# Using Large UK Domestic Appliances in PT



## Stephen Wonders (Mar 11, 2017)

Bom Dia, 

We have always brought the mains adapters on holiday with us for small electrical appliances like hairdryer, hair straighteners, phone charger etc. If we wanted to bring our washing machine, dishwasher, fridge, TV etc when we make the move to PT, would it be ok to operate these via the adapters or is there more detailed conversion work required. I am aware the euro plugs are only 2 pin so no earth connector. Do we need to buy new stuff when we move to Portugal?


----------



## MrBife (Jul 26, 2009)

Schuko plugs are used in Portugal and throughout Europe these are always three pin (live neutral and earth) for larger appliances

https://en.wikipedia.org/wiki/Schuko

Equipment like washing machines & dishwashers MUST always be earthed ! Chop the 13a UK plug off and put on a European one.

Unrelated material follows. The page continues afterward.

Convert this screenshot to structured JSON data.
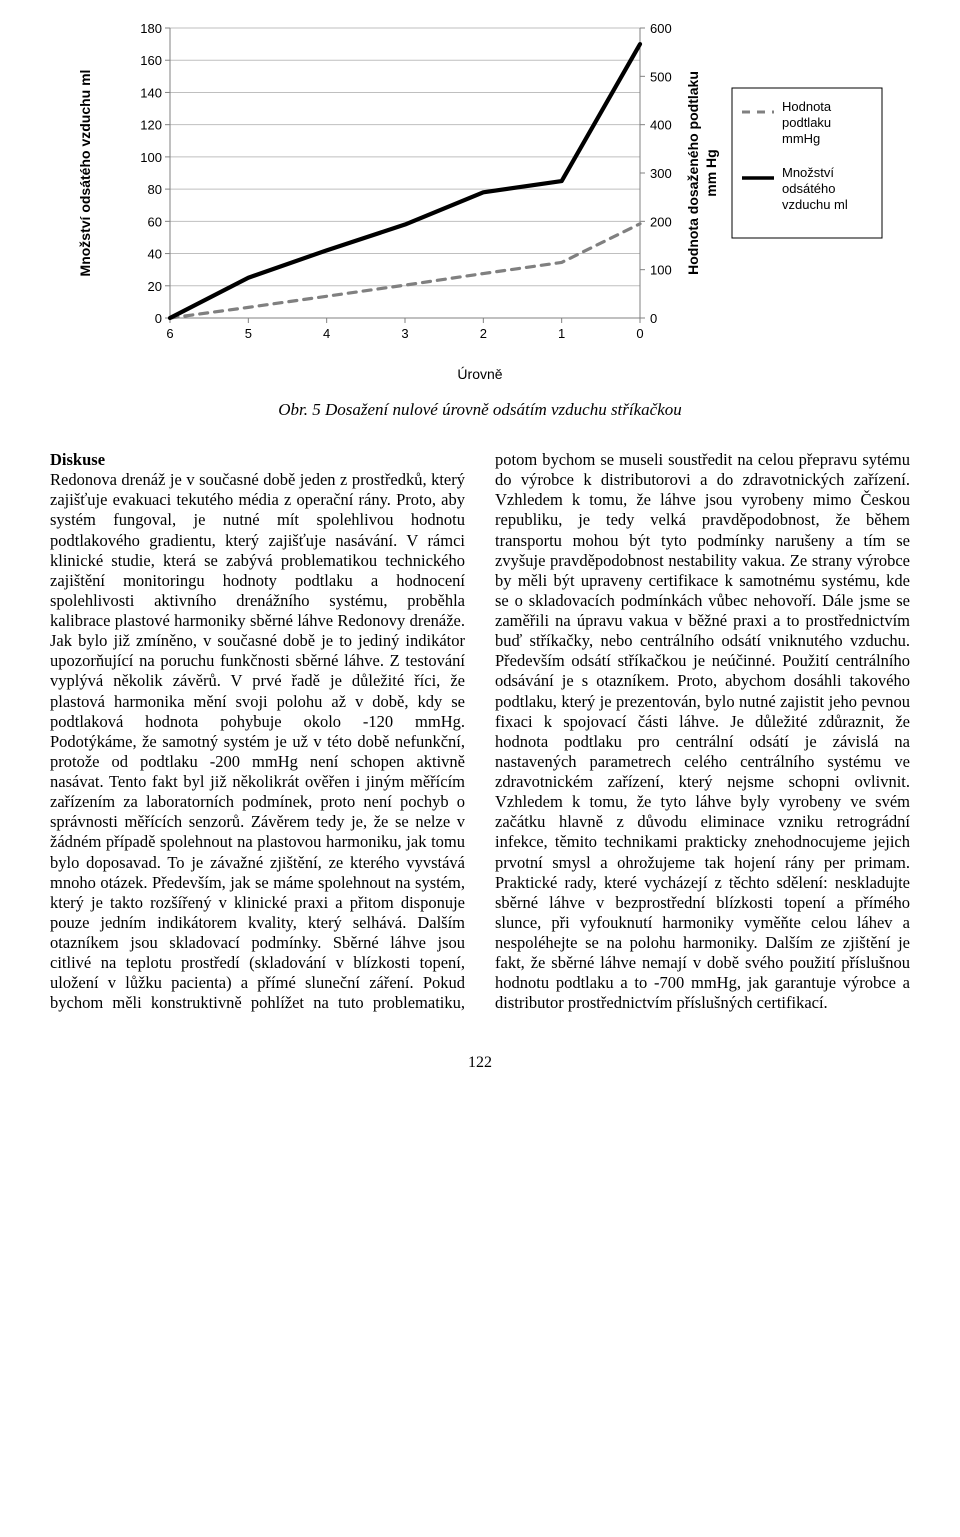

The adaptors can create heat due to poor inside connections and you are better of not using one on high current equipment.

For low current devices like a phone charger, an adaptor is just fine


----------



## Stephen Wonders (Mar 11, 2017)

*Using large UK appliances in PT*



MrBife said:


> Schuko plugs are used in Portugal and throughout Europe these are always three pin (live neutral and earth) for larger appliances
> 
> 
> They should always be earthed ! Chop the 13a UK plug off and put on a European one. The adapters can create heat due to poor inside connections and you are better of not using one on high current equipment.
> ...


Many thanks for your swift reply MrBife. You have confirmed my gut instinct that the larger appliances could not be operated safely through an adapter. I take it the euro plugs are available in hardware stores?


----------



## MrBife (Jul 26, 2009)

Stephen Wonders said:


> I take it the euro plugs are available in hardware stores?

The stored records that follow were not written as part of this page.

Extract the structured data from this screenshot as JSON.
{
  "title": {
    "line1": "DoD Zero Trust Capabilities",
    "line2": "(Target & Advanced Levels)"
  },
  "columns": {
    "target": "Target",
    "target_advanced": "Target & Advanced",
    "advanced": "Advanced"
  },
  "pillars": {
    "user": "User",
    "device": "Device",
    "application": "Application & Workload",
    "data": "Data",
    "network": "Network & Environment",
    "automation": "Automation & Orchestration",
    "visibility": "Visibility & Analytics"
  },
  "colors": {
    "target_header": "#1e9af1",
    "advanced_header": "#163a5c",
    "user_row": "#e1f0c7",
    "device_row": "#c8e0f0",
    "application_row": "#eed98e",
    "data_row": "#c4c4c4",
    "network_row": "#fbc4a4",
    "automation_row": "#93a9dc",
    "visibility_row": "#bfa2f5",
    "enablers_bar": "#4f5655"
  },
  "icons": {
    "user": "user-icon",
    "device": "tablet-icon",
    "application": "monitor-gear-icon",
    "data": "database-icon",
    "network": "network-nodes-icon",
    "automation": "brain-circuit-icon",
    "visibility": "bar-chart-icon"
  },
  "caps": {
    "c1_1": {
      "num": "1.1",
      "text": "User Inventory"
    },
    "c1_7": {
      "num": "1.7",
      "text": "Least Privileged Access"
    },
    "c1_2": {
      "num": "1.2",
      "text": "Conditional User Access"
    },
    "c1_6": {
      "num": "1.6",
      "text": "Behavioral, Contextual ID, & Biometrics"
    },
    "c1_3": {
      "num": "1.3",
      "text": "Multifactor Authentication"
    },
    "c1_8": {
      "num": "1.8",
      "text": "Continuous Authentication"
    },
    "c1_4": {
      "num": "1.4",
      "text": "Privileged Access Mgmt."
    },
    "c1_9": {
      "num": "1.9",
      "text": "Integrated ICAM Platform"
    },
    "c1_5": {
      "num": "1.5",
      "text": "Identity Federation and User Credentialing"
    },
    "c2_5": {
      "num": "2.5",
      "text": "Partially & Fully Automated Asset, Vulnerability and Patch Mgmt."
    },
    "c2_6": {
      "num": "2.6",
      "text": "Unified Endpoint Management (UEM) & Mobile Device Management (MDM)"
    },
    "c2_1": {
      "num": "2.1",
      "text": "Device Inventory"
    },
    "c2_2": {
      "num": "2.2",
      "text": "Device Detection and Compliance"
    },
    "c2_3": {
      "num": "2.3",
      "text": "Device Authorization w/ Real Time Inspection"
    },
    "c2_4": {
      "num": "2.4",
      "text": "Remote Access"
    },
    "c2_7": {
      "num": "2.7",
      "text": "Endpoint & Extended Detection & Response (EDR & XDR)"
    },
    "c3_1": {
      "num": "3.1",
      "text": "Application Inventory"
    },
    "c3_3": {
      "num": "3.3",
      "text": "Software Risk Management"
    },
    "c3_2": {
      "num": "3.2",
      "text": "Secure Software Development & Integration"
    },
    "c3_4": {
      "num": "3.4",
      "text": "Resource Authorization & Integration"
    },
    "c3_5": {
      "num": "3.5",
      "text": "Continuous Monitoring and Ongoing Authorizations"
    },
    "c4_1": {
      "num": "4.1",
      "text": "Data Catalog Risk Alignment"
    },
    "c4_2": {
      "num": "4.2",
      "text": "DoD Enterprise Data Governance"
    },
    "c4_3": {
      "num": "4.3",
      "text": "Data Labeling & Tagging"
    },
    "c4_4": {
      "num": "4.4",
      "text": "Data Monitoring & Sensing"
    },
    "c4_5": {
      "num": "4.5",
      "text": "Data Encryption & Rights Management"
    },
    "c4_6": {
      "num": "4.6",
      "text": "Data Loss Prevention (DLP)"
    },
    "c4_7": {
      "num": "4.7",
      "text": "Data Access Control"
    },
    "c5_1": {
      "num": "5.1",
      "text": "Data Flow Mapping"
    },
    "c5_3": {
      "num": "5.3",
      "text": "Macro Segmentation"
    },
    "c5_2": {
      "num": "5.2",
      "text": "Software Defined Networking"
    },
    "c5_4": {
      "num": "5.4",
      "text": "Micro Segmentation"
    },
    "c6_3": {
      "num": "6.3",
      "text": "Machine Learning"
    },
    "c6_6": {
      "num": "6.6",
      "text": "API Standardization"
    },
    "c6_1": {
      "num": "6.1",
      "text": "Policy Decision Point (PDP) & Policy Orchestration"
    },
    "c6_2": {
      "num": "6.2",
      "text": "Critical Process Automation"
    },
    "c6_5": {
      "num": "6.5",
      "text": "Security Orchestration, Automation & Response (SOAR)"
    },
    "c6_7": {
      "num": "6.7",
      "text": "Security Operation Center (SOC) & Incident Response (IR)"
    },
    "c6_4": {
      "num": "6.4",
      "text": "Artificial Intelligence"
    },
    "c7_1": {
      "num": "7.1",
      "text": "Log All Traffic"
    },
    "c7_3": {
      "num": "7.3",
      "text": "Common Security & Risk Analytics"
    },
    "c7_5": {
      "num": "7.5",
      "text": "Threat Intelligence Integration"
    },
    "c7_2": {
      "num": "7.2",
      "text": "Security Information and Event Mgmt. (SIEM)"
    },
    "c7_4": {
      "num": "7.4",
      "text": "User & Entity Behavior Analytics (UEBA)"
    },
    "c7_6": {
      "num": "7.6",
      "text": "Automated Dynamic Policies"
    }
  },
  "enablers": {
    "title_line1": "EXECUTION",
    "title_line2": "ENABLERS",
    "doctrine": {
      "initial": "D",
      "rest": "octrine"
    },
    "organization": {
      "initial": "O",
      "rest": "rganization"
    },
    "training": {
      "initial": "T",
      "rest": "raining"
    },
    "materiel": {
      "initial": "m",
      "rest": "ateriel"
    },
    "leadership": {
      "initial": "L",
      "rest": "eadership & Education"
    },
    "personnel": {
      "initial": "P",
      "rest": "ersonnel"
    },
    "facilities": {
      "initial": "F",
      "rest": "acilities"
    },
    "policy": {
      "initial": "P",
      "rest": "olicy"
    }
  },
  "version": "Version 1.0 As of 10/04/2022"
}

Every hardware store, every electrical equipment shop, every lighting supplier, every DIY warehouse and every electrical wholesaler.


----------



## brodev (Jan 3, 2010)

UK automatic washing machines have a cold water input and a hot water input whereas all Portuguese ones (that I have seen) only have a cold water input. I am no expert but AFAIK there is an adaptor needed, so that the single cold water supply that Portuguese plumbing will probably supply, can be attached to a UK washing machine. I think the adaptor is called a "Y" adaptor


----------



## Pgmills (Jan 19, 2015)

UK washing machines do have the option for a hot water feed although quite frankly this should never be used. Just connect the cold water feed.


----------



## siobhanwf (Mar 20, 2009)

Easy peasy - just change plugs


----------



## Stephen Wonders (Mar 11, 2017)

Thank you for your advice everyone. I remember years ago connecting both hot and cold water supply in the UK but I only have a cold water pipe connected to our current machine these days. So UK and PT are the same in that respect now. I always wondered where the earth way in euro plugs and now realize that they are positioned at the edges of the round plug so that they make contact first. Good design.


----------